# Why is a separable SVM solution optimal for separable data?

Let's consider the separable problem in Support Vector Machine fitting as a special case of the non-separable problem. My terminology will be consistent with Mohri et al (2018), so I use 'risk' for 'error' or 'loss', and 'hypothesis' for 'solution' or 'model'.

I will not go into detailed formulas, since there are different ways to specify bounds on true risk based on empirical risk and complexity. However, in general, we have that with a given probability, the true risk associated with a given hypothesis is bounded by the sum of empirical risk and a term monotonic in the complexity of the hypothesis set, among potential others.

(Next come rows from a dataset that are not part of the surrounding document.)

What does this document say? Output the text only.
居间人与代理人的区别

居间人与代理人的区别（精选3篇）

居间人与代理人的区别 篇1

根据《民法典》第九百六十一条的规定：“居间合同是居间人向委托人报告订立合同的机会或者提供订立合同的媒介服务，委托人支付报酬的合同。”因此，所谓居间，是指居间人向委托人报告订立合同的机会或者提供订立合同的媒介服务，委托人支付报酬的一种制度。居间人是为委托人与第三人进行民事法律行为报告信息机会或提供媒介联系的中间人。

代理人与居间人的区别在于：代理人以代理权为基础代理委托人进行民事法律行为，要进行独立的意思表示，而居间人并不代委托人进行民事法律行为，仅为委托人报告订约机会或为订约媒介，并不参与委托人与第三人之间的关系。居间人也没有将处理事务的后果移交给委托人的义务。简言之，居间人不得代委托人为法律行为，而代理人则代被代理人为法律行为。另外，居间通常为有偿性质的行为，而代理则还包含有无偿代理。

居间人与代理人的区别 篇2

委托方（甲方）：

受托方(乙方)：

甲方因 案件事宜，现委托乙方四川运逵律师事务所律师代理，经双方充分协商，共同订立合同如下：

Why does the hypothesis with zero empirical risk provide the best generalisation bound? In other words, why is it not possible that the reduced complexity brought about by a larger margin outweighs a slight increase in empirical risk? (Equivalently, why is a cost of $$+\infty$$ optimal if the problem is solved in the general setting?)

PS For reference, Vapnik bounds the VC dimension of an SVM hypothesis by $$min\bigg(\bigg[\frac{R^2}{\rho^2}\bigg],n\bigg) + 1$$ where $$R$$ is the radius of the data points, $$\rho$$ the margin and $$n$$ the dimension of the space. Rademacher complexity will follow the same pattern.